MeetingsNet: What changes do you think will happen to face-to-face events due to the pandemic?
Endean: The initial reaction of changing to virtual and hybrid meetings will become the new norm. I have been actively involved as an event designer/producer and audience member in hybrid events since 2010, and I think this is terrific as it allows more access to education and idea expansion.
I expect we will share fewer handshakes, hugs and "kiss-kiss" greetings. Instead we will greet each other with smiles, elbow bumps, and arm clasps. This is exactly what the Professional Convention Management Association has been advocating at its winter Convening Leaders meetings for several years, understanding it was hosting a large meeting in the heart of cold and flu season.
Hand sanitizers everywhere will be the new norm, and masks may become the new swag. We will see more spacing in seating and less rushing forward and crowding; overall more respect for space. Simpler events that focus on substance and human connection, versus decor and production, will force us to think about "edu-cor"—decor that has a message. New meeting environments will lead to dialogue, for example, comfortable seating and reasonable music levels. Production will support messaging using what we know about the science of how our brains respond to technological stimuli.

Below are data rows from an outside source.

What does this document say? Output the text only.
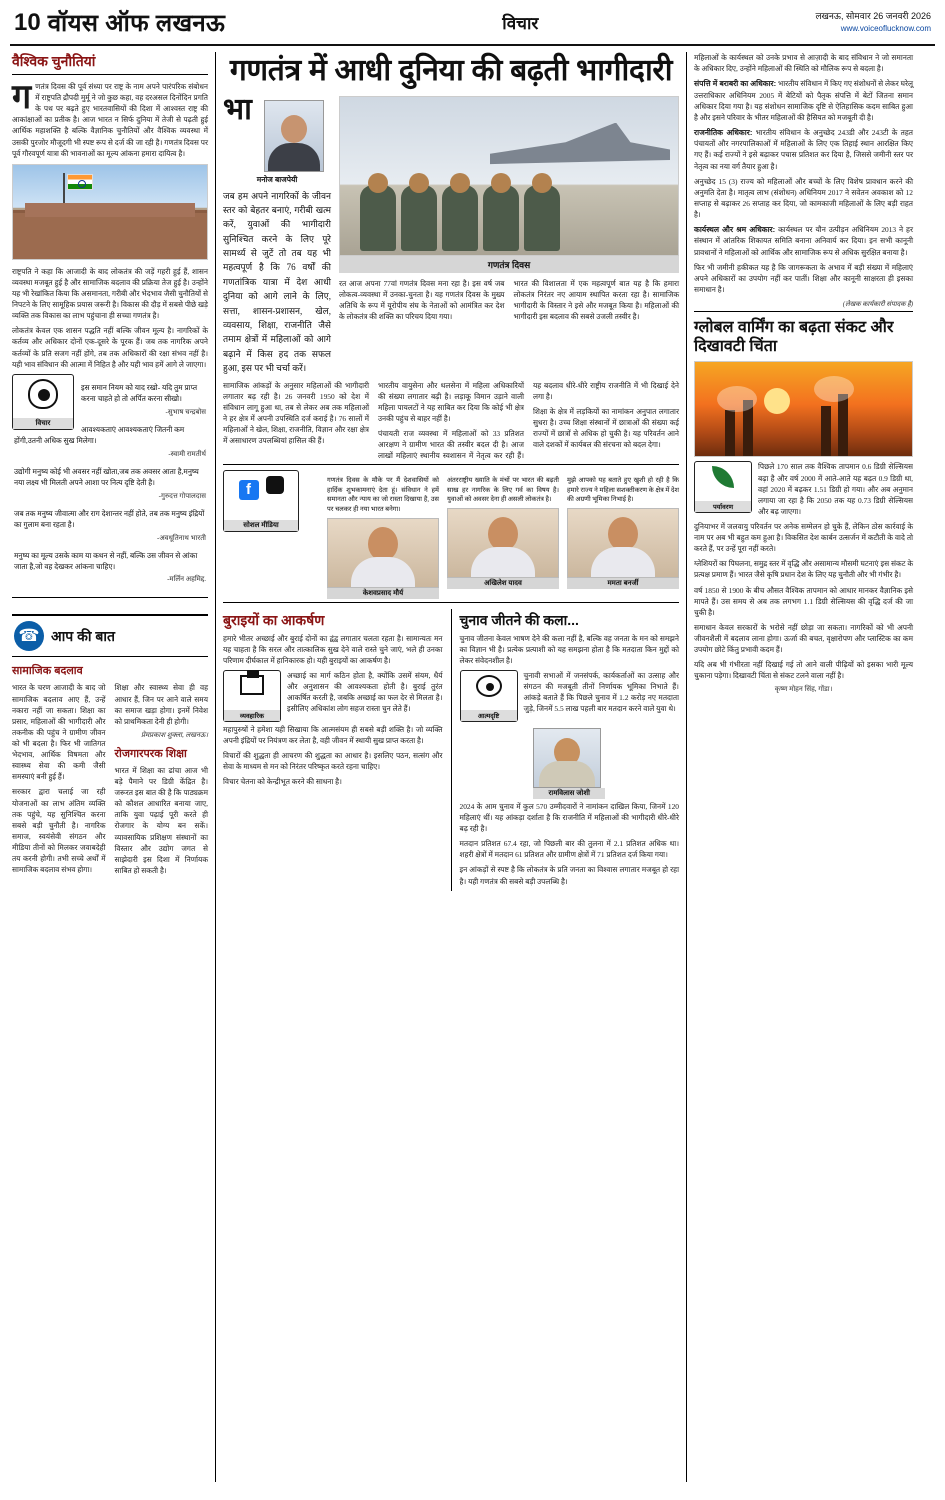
10 वॉयस ऑफ लखनऊ	विचार	लखनऊ, सोमवार 26 जनवरी 2026
www.voiceofl​ucknow.com
वैश्विक चुनौतियां

ग णतंत्र दिवस की पूर्व संध्या पर राष्ट्र के नाम अपने पारंपरिक संबोधन में राष्ट्रपति द्रौपदी मुर्मू ने जो कुछ कहा, वह दरअसल दिनोंदिन प्रगति के पथ पर बढ़ते हुए भारतवासियों की दिशा में आश्वस्त राष्ट्र की आकांक्षाओं का प्रतीक है। आज भारत न सिर्फ दुनिया में तेजी से पढ़ती हुई आर्थिक महाशक्ति है बल्कि वैज्ञानिक चुनौतियों और वैश्विक व्यवस्था में उसकी पुरजोर मौजूदगी भी स्पष्ट रूप से दर्ज की जा रही है। गणतंत्र दिवस पर पूर्व गौरवपूर्ण यात्रा की भावनाओं का मूल्य आंकना हमारा दायित्व है।

राष्ट्रपति ने कहा कि आजादी के बाद लोकतंत्र की जड़ें गहरी हुई हैं, शासन व्यवस्था मजबूत हुई है और सामाजिक बदलाव की प्रक्रिया तेज हुई है। उन्होंने यह भी रेखांकित किया कि असमानता, गरीबी और भेदभाव जैसी चुनौतियों से निपटने के लिए सामूहिक प्रयास जरूरी है। विकास की दौड़ में सबसे पीछे खड़े व्यक्ति तक विकास का लाभ पहुंचाना ही सच्चा गणतंत्र है।

लोकतंत्र केवल एक शासन पद्धति नहीं बल्कि जीवन मूल्य है। नागरिकों के कर्तव्य और अधिकार दोनों एक-दूसरे के पूरक हैं। जब तक नागरिक अपने कर्तव्यों के प्रति सजग नहीं होंगे, तब तक अधिकारों की रक्षा संभव नहीं है। यही भाव संविधान की आत्मा में निहित है और यही भाव हमें आगे ले जाएगा।

विचार

इस समान नियम को याद रखो- यदि तुम प्राप्त करना चाहते हो तो अर्पित करना सीखो।

-सुभाष चन्द्रबोस

आवश्यकताएं आवश्यकताएं जितनी कम होंगी,उतनी अधिक सुख मिलेगा।

-स्वामी रामतीर्थ

उद्योगी मनुष्य कोई भी अवसर नहीं खोता,जब तक अवसर आता है,मनुष्य नया लक्ष्य भी मिलती अपने आशा पर नित्य दृष्टि देती है।

-गुरुदत्त गोपालदास

जब तक मनुष्य जीवात्मा और राग देशान्तर नहीं होते, तब तक मनुष्य इंद्रियों का गुलाम बना रहता है।

-अवधूतिनाथ भारती

मनुष्य का मूल्य उसके काम या कथन से नहीं, बल्कि उस जीवन से आंका जाता है,जो वह देखकर आंकना चाहिए।

-मर्लिन अहमिद्द.
☎
आप की बात
सामाजिक बदलाव

भारत के चरण आजादी के बाद जो सामाजिक बदलाव आए हैं, उन्हें नकारा नहीं जा सकता। शिक्षा का प्रसार, महिलाओं की भागीदारी और तकनीक की पहुंच ने ग्रामीण जीवन को भी बदला है। फिर भी जातिगत भेदभाव, आर्थिक विषमता और स्वास्थ्य सेवा की कमी जैसी समस्याएं बनी हुई हैं।

सरकार द्वारा चलाई जा रही योजनाओं का लाभ अंतिम व्यक्ति तक पहुंचे, यह सुनिश्चित करना सबसे बड़ी चुनौती है। नागरिक समाज, स्वयंसेवी संगठन और मीडिया तीनों को मिलकर जवाबदेही तय करनी होगी। तभी सच्चे अर्थों में सामाजिक बदलाव संभव होगा।

शिक्षा और स्वास्थ्य सेवा ही वह आधार हैं, जिन पर आने वाले समय का समाज खड़ा होगा। इनमें निवेश को प्राथमिकता देनी ही होगी।

प्रेमप्रकाश शुक्ला, लखनऊ।
रोजगारपरक शिक्षा

भारत में शिक्षा का ढांचा आज भी बड़े पैमाने पर डिग्री केंद्रित है। जरूरत इस बात की है कि पाठ्यक्रम को कौशल आधारित बनाया जाए, ताकि युवा पढ़ाई पूरी करते ही रोजगार के योग्य बन सकें। व्यावसायिक प्रशिक्षण संस्थानों का विस्तार और उद्योग जगत से साझेदारी इस दिशा में निर्णायक साबित हो सकती है।

गणतंत्र में आधी दुनिया की बढ़ती भागीदारी
भा
मनोज बाजपेयी
जब हम अपने नागरिकों के जीवन स्तर को बेहतर बनाएं, गरीबी खत्म करें, युवाओं की भागीदारी सुनिश्चित करने के लिए पूरे सामर्थ्य से जुटें तो तब यह भी महत्वपूर्ण है कि 76 वर्षों की गणतांत्रिक यात्रा में देश आधी दुनिया को आगे लाने के लिए, सत्ता, शासन-प्रशासन, खेल, व्यवसाय, शिक्षा, राजनीति जैसे तमाम क्षेत्रों में महिलाओं को आगे बढ़ाने में किस हद तक सफल हुआ, इस पर भी चर्चा करें।
गणतंत्र दिवस

रत आज अपना 77वां गणतंत्र दिवस मना रहा है। इस वर्ष जब लोकत्व-व्यवस्था में उनका-चुनता है। यह गणतंत्र दिवस के मुख्य अतिथि के रूप में यूरोपीय संघ के नेताओं को आमंत्रित कर देश के लोकतंत्र की शक्ति का परिचय दिया गया।

भारत की विशालता में एक महत्वपूर्ण बात यह है कि हमारा लोकतंत्र निरंतर नए आयाम स्थापित करता रहा है। सामाजिक भागीदारी के विस्तार ने इसे और मजबूत किया है। महिलाओं की भागीदारी इस बदलाव की सबसे उजली तस्वीर है।

सामाजिक आंकड़ों के अनुसार महिलाओं की भागीदारी लगातार बढ़ रही है। 26 जनवरी 1950 को देश में संविधान लागू हुआ था, तब से लेकर अब तक महिलाओं ने हर क्षेत्र में अपनी उपस्थिति दर्ज कराई है। 76 सालों में महिलाओं ने खेल, शिक्षा, राजनीति, विज्ञान और रक्षा क्षेत्र में असाधारण उपलब्धियां हासिल की हैं।

भारतीय वायुसेना और थलसेना में महिला अधिकारियों की संख्या लगातार बढ़ी है। लड़ाकू विमान उड़ाने वाली महिला पायलटों ने यह साबित कर दिया कि कोई भी क्षेत्र उनकी पहुंच से बाहर नहीं है।

पंचायती राज व्यवस्था में महिलाओं को 33 प्रतिशत आरक्षण ने ग्रामीण भारत की तस्वीर बदल दी है। आज लाखों महिलाएं स्थानीय स्वशासन में नेतृत्व कर रही हैं। यह बदलाव धीरे-धीरे राष्ट्रीय राजनीति में भी दिखाई देने लगा है।

शिक्षा के क्षेत्र में लड़कियों का नामांकन अनुपात लगातार सुधरा है। उच्च शिक्षा संस्थानों में छात्राओं की संख्या कई राज्यों में छात्रों से अधिक हो चुकी है। यह परिवर्तन आने वाले दशकों में कार्यबल की संरचना को बदल देगा।

f
सोशल मीडिया
गणतंत्र दिवस के मौके पर मैं देशवासियों को हार्दिक शुभकामनाएं देता हूं। संविधान ने हमें समानता और न्याय का जो रास्ता दिखाया है, उस पर चलकर ही नया भारत बनेगा।
केशवप्रसाद मौर्य
अंतरराष्ट्रीय ख्याति के मंचों पर भारत की बढ़ती साख हर नागरिक के लिए गर्व का विषय है। युवाओं को अवसर देना ही असली लोकतंत्र है।
अखिलेश यादव
मुझे आपको यह बताते हुए खुशी हो रही है कि हमारे राज्य ने महिला सशक्तीकरण के क्षेत्र में देश की अग्रणी भूमिका निभाई है।
ममता बनर्जी
बुराइयों का आकर्षण

हमारे भीतर अच्छाई और बुराई दोनों का द्वंद्व लगातार चलता रहता है। सामान्यतः मन यह चाहता है कि सरल और तात्कालिक सुख देने वाले रास्ते चुने जाएं, भले ही उनका परिणाम दीर्घकाल में हानिकारक हो। यही बुराइयों का आकर्षण है।

व्यवहारिक

अच्छाई का मार्ग कठिन होता है, क्योंकि उसमें संयम, धैर्य और अनुशासन की आवश्यकता होती है। बुराई तुरंत आकर्षित करती है, जबकि अच्छाई का फल देर से मिलता है। इसीलिए अधिकांश लोग सहज रास्ता चुन लेते हैं।

महापुरुषों ने हमेशा यही सिखाया कि आत्मसंयम ही सबसे बड़ी शक्ति है। जो व्यक्ति अपनी इंद्रियों पर नियंत्रण कर लेता है, वही जीवन में स्थायी सुख प्राप्त करता है।

विचारों की शुद्धता ही आचरण की शुद्धता का आधार है। इसलिए पठन, सत्संग और सेवा के माध्यम से मन को निरंतर परिष्कृत करते रहना चाहिए।

विचार चेतना को केन्द्रीभूत करने की साधना है।

चुनाव जीतने की कला...

चुनाव जीतना केवल भाषण देने की कला नहीं है, बल्कि वह जनता के मन को समझने का विज्ञान भी है। प्रत्येक प्रत्याशी को यह समझना होता है कि मतदाता किन मुद्दों को लेकर संवेदनशील है।

आत्मदृष्टि

चुनावी सभाओं में जनसंपर्क, कार्यकर्ताओं का उत्साह और संगठन की मजबूती तीनों निर्णायक भूमिका निभाते हैं। आंकड़े बताते हैं कि पिछले चुनाव में 1.2 करोड़ नए मतदाता जुड़े, जिनमें 5.5 लाख पहली बार मतदान करने वाले युवा थे।

रामविलास जोशी

2024 के आम चुनाव में कुल 570 उम्मीदवारों ने नामांकन दाखिल किया, जिनमें 120 महिलाएं थीं। यह आंकड़ा दर्शाता है कि राजनीति में महिलाओं की भागीदारी धीरे-धीरे बढ़ रही है।

मतदान प्रतिशत 67.4 रहा, जो पिछली बार की तुलना में 2.1 प्रतिशत अधिक था। शहरी क्षेत्रों में मतदान 61 प्रतिशत और ग्रामीण क्षेत्रों में 71 प्रतिशत दर्ज किया गया।

इन आंकड़ों से स्पष्ट है कि लोकतंत्र के प्रति जनता का विश्वास लगातार मजबूत हो रहा है। यही गणतंत्र की सबसे बड़ी उपलब्धि है।

महिलाओं के कार्यस्थल को उनके प्रभाव से आज़ादी के बाद संविधान ने जो समानता के अधिकार दिए, उन्होंने महिलाओं की स्थिति को मौलिक रूप से बदला है।

संपत्ति में बराबरी का अधिकार: भारतीय संविधान में किए गए संशोधनों से लेकर घरेलू उत्तराधिकार अधिनियम 2005 में बेटियों को पैतृक संपत्ति में बेटों जितना समान अधिकार दिया गया है। यह संशोधन सामाजिक दृष्टि से ऐतिहासिक कदम साबित हुआ है और इसने परिवार के भीतर महिलाओं की हैसियत को मजबूती दी है।

राजनीतिक अधिकार: भारतीय संविधान के अनुच्छेद 243डी और 243टी के तहत पंचायतों और नगरपालिकाओं में महिलाओं के लिए एक तिहाई स्थान आरक्षित किए गए हैं। कई राज्यों ने इसे बढ़ाकर पचास प्रतिशत कर दिया है, जिससे जमीनी स्तर पर नेतृत्व का नया वर्ग तैयार हुआ है।

अनुच्छेद 15 (3) राज्य को महिलाओं और बच्चों के लिए विशेष प्रावधान करने की अनुमति देता है। मातृत्व लाभ (संशोधन) अधिनियम 2017 ने सवेतन अवकाश को 12 सप्ताह से बढ़ाकर 26 सप्ताह कर दिया, जो कामकाजी महिलाओं के लिए बड़ी राहत है।

कार्यस्थल और श्रम अधिकार: कार्यस्थल पर यौन उत्पीड़न अधिनियम 2013 ने हर संस्थान में आंतरिक शिकायत समिति बनाना अनिवार्य कर दिया। इन सभी कानूनी प्रावधानों ने महिलाओं को आर्थिक और सामाजिक रूप से अधिक सुरक्षित बनाया है।

फिर भी जमीनी हकीकत यह है कि जागरूकता के अभाव में बड़ी संख्या में महिलाएं अपने अधिकारों का उपयोग नहीं कर पातीं। शिक्षा और कानूनी साक्षरता ही इसका समाधान है।

(लेखक कार्यकारी संपादक है)
ग्लोबल वार्मिंग का बढ़ता संकट और दिखावटी चिंता
पर्यावरण

पिछले 170 साल तक वैश्विक तापमान 0.6 डिग्री सेल्सियस बढ़ा है और वर्ष 2000 में आते-आते यह बढ़त 0.9 डिग्री था, वहां 2020 में बढ़कर 1.51 डिग्री हो गया। और अब अनुमान लगाया जा रहा है कि 2050 तक यह 0.73 डिग्री सेल्सियस और बढ़ जाएगा।

दुनियाभर में जलवायु परिवर्तन पर अनेक सम्मेलन हो चुके हैं, लेकिन ठोस कार्रवाई के नाम पर अब भी बहुत कम हुआ है। विकसित देश कार्बन उत्सर्जन में कटौती के वादे तो करते हैं, पर उन्हें पूरा नहीं करते।

ग्लेशियरों का पिघलना, समुद्र स्तर में वृद्धि और असामान्य मौसमी घटनाएं इस संकट के प्रत्यक्ष प्रमाण हैं। भारत जैसे कृषि प्रधान देश के लिए यह चुनौती और भी गंभीर है।

वर्ष 1850 से 1900 के बीच औसत वैश्विक तापमान को आधार मानकर वैज्ञानिक इसे मापते हैं। उस समय से अब तक लगभग 1.1 डिग्री सेल्सियस की वृद्धि दर्ज की जा चुकी है।

समाधान केवल सरकारों के भरोसे नहीं छोड़ा जा सकता। नागरिकों को भी अपनी जीवनशैली में बदलाव लाना होगा। ऊर्जा की बचत, वृक्षारोपण और प्लास्टिक का कम उपयोग छोटे किंतु प्रभावी कदम हैं।

यदि अब भी गंभीरता नहीं दिखाई गई तो आने वाली पीढ़ियों को इसका भारी मूल्य चुकाना पड़ेगा। दिखावटी चिंता से संकट टलने वाला नहीं है।

कृष्ण मोहन सिंह, गोंडा।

MeetingsNet: What do you hope won’t happen?
Endean: That fear takes over and travel remains at a standstill. That borders between countries will remain closed based on the pre-conceptions of specific leaders. That we allow anxiety to lead to inertia instead of encouraging helpful, open, human conversation.
MeetingsNet: What opportunities do you think the pandemic may present to the industry?
Endean: First, that governments wake up to travel as a multi-trillion-dollar industry that impacts many levels of society, and when it stops, it hurts the economy at a scale that is almost beyond comprehension.
For the industry, now is the time to increase our skills—so many organizations are allowing free or reduced-cost access to incredible education. Sustainability will remain at the forefront. It is a triple bottom line of people, planet, and profit. Now is the time to concentrate on thoughtful planning and respect for the destinations we choose, the people who attend, and the meetings and events business. My big wish is that we do a better job of creating clean water systems and distributing nutritious calories globally. If we look at data from places like worldsometer.info and see statistics that indicate there are slightly more obese people in the world than those who are undernourished and who die of malnutrition daily, how can we use the collective power of events to help change this? If we stopped serving bottled water and instead filled our own bottles using no-touch systems (like we have at many gyms) and distributed that clean bottled water to places that need it; if we gave up one coffee break and used that money to support organizations delivering food to areas of need ... could we change these numbers?